N.D.Ill.: Anticipatory seatbelt violation stop was reasonable and led to valid admission of gun

Stopping car at the scene of a shooting 90 minutes earlier because more people piled in than there were seatbelts for was reasonable. [An anticipatory stop on reasonable suspicion a traffic offense was about to happen. The stop was clearly pretext to check into the shooting, but it did not matter.] Defendant admitted having a gun, and that led to a search. The seatbelt violation alone wouldn’t have supported it. United States v. Avriett, 2020 U.S. Dist. LEXIS 217417 (N.D. Ind. Nov. 20, 2020)
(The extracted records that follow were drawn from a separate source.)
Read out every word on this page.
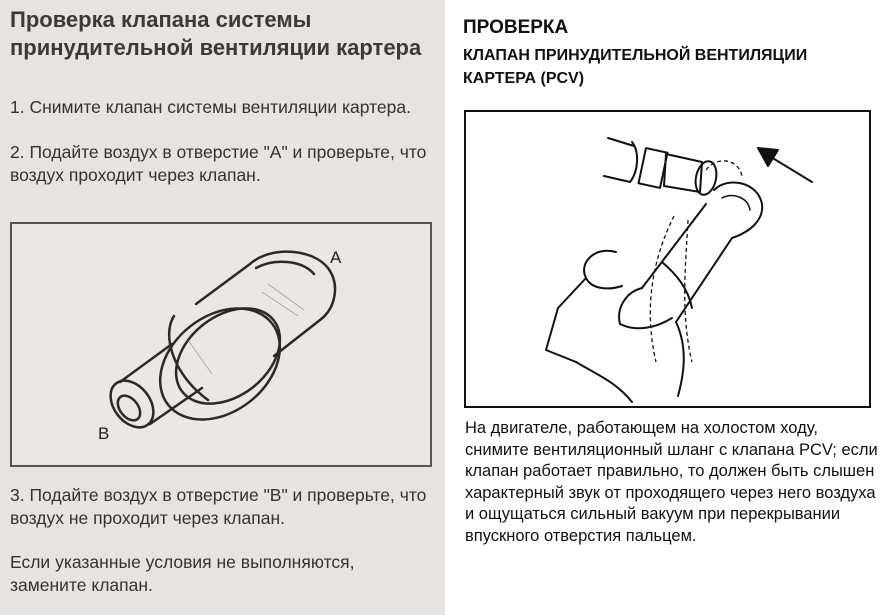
Проверка клапана системы принудительной вентиляции картера
1. Снимите клапан системы вентиляции картера.
2. Подайте воздух в отверстие "А" и проверьте, что воздух проходит через клапан.
A
B
3. Подайте воздух в отверстие "В" и проверьте, что воздух не проходит через клапан.
Если указанные условия не выполняются, замените клапан.
ПРОВЕРКА
КЛАПАН ПРИНУДИТЕЛЬНОЙ ВЕНТИЛЯЦИИ КАРТЕРА (PCV)
На двигателе, работающем на холостом ходу, снимите вентиляционный шланг с клапана PCV; если клапан работает правильно, то должен быть слышен характерный звук от проходящего через него воздуха и ощущаться сильный вакуум при перекрывании впускного отверстия пальцем.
The seatbelt statute prohibits an officer from “search[ing] or inspect[ing]” a passenger “solely because of a violation of this Section.” 625 ILCS § 5/12-603.1(f). But whether a search is reasonable under the Fourth Amendment “has never ‘depend[ed] on the law of the particular State in which the search occurs.'” Virginia v. Moore, 553 U.S. 164, 172 (2008) (quoting California v. Greenwood, 486 U.S. 35 (1988)); see also United States v. Simon, 937 F.3d 820, 834 (7th Cir. 2019), cert. denied, 140 S. Ct. 824 (2020) (“Illinois law does not control the Fourth Amendment.”). Moreover, the search here was not solely because of the seatbelt violation; the search occurred because Avriett said he had a weapon.

In sum, the motivation behind the officers’ initial detention of Avriett (and the others in the car) was to investigate the shooting, although they did not have individualized suspicion of Avriett’s involvement in it. Nevertheless, the officers had reasonable suspicion that someone in the car was about to commit a seatbelt violation; this justified the stop and the order to exit the car. Under the circumstances, it was appropriate to ask Avriett if he had a weapon, and once he admitted that he did, it was reasonable to frisk him. The gun and the evidence derived from it were the products of a constitutional search.

Defendant’s motion to suppress [25] is denied.